8. The color correction method for visual diagnosis image acquisition according to claim 7, characterized in that, The method for constructing the luminance mapping function includes: The optimal reference endpoint corresponding to the global optimal path is taken as the optimization endpoint; within the original curve brightness range covered between the optimization start point and the optimization endpoint, the stable curve brightness is taken as the independent variable, and the mean of all original curve brightness that matches the stable curve brightness is taken as the dependent variable. The reference brightness mapping function is constructed by cubic spline interpolation. Outside the original curve brightness range covered between the optimization start point and optimization end point, calculate the terminal slope of the reference brightness mapping function, and linearly extend the terminal of the reference brightness mapping function along the direction of the terminal slope to determine the brightness mapping function.

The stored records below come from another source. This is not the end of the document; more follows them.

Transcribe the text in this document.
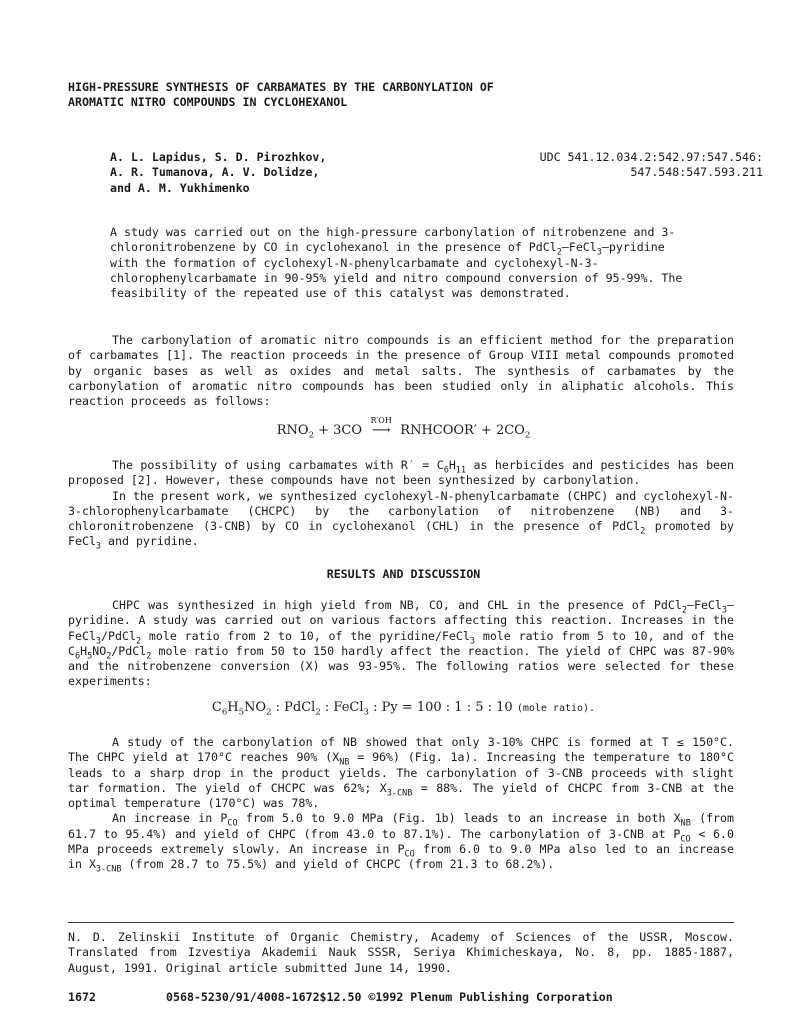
HIGH-PRESSURE SYNTHESIS OF CARBAMATES BY THE CARBONYLATION OF
AROMATIC NITRO COMPOUNDS IN CYCLOHEXANOL
A. L. Lapidus, S. D. Pirozhkov,
A. R. Tumanova, A. V. Dolidze,
and A. M. Yukhimenko
UDC 541.12.034.2:542.97:547.546:
547.548:547.593.211
A study was carried out on the high-pressure carbonylation of nitrobenzene and 3-chloronitrobenzene by CO in cyclohexanol in the presence of PdCl$_2$–FeCl$_3$–pyridine with the formation of cyclohexyl-N-phenylcarbamate and cyclohexyl-N-3-chlorophenylcarbamate in 90-95% yield and nitro compound conversion of 95-99%. The feasibility of the repeated use of this catalyst was demonstrated.

The carbonylation of aromatic nitro compounds is an efficient method for the preparation of carbamates [1]. The reaction proceeds in the presence of Group VIII metal compounds promoted by organic bases as well as oxides and metal salts. The synthesis of carbamates by the carbonylation of aromatic nitro compounds has been studied only in aliphatic alcohols. This reaction proceeds as follows:

$RNO_2 + 3CO$
R′OH
⟶ RNHCOOR′ + $2CO_2$

The possibility of using carbamates with $R' = C_6H_{11}$ as herbicides and pesticides has been proposed [2]. However, these compounds have not been synthesized by carbonylation.

In the present work, we synthesized cyclohexyl-N-phenylcarbamate (CHPC) and cyclohexyl-N-3-chlorophenylcarbamate (CHCPC) by the carbonylation of nitrobenzene (NB) and 3-chloronitrobenzene (3-CNB) by CO in cyclohexanol (CHL) in the presence of PdCl$_2$ promoted by FeCl$_3$ and pyridine.

RESULTS AND DISCUSSION

CHPC was synthesized in high yield from NB, CO, and CHL in the presence of PdCl$_2$–FeCl$_3$–pyridine. A study was carried out on various factors affecting this reaction. Increases in the FeCl$_3$/PdCl$_2$ mole ratio from 2 to 10, of the pyridine/FeCl$_3$ mole ratio from 5 to 10, and of the $C_6H_5NO_2/PdCl_2$ mole ratio from 50 to 150 hardly affect the reaction. The yield of CHPC was 87-90% and the nitrobenzene conversion (X) was 93-95%. The following ratios were selected for these experiments:

$C_6H_5NO_2$ : PdCl$_2$ : FeCl$_3$ : Py = 100 : 1 : 5 : 10 (mole ratio).

A study of the carbonylation of NB showed that only 3-10% CHPC is formed at T ≤ 150°C. The CHPC yield at 170°C reaches 90% $(X_{NB} = 96\%)$ (Fig. 1a). Increasing the temperature to 180°C leads to a sharp drop in the product yields. The carbonylation of 3-CNB proceeds with slight tar formation. The yield of CHCPC was 62%; $X_{3-CNB} = 88\%$. The yield of CHCPC from 3-CNB at the optimal temperature (170°C) was 78%.

An increase in $P_{CO}$ from 5.0 to 9.0 MPa (Fig. 1b) leads to an increase in both $X_{NB}$ (from 61.7 to 95.4%) and yield of CHPC (from 43.0 to 87.1%). The carbonylation of 3-CNB at $P_{CO} < 6.0$ MPa proceeds extremely slowly. An increase in $P_{CO}$ from 6.0 to 9.0 MPa also led to an increase in $X_{3-CNB}$ (from 28.7 to 75.5%) and yield of CHCPC (from 21.3 to 68.2%).

N. D. Zelinskii Institute of Organic Chemistry, Academy of Sciences of the USSR, Moscow. Translated from Izvestiya Akademii Nauk SSSR, Seriya Khimicheskaya, No. 8, pp. 1885-1887, August, 1991. Original article submitted June 14, 1990.
1672	0568-5230/91/4008-1672$12.50 ©1992 Plenum Publishing Corporation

9. The color correction method for visual diagnosis image acquisition according to claim 1, characterized in that, The method for determining the gain coefficient corresponding to each brightness level includes: If the brightness level is greater than the preset brightness threshold, then the positive integer 1 will be used as the gain coefficient corresponding to the brightness level. If the brightness level is less than or equal to the preset brightness threshold, the function value of the brightness mapping function at that brightness level is used as the numerator, and the sum of the corresponding brightness level and the preset minimum constant is used as the denominator. The gain coefficient corresponding to the brightness level is calculated by ratio operation.
10. The color correction method for visual diagnosis image acquisition according to claim 1, characterized in that, The process of color correction for visual diagnosis image acquisition includes: Obtain the R component value of each pixel in the stable tongue image in the RGB space corresponding to the R channel; use the gain coefficient of the brightness level corresponding to the R component value as the corresponding pixel gain; The product of the R component value and the corresponding pixel gain of each pixel in the stable tongue image is rounded down to determine the reference R component value; the minimum value between the reference R component value and the preset R component threshold is taken as the corrected R component value; the corrected R component value of each pixel is combined with the G channel and B channel of the corresponding pixel to determine the color-corrected visual image.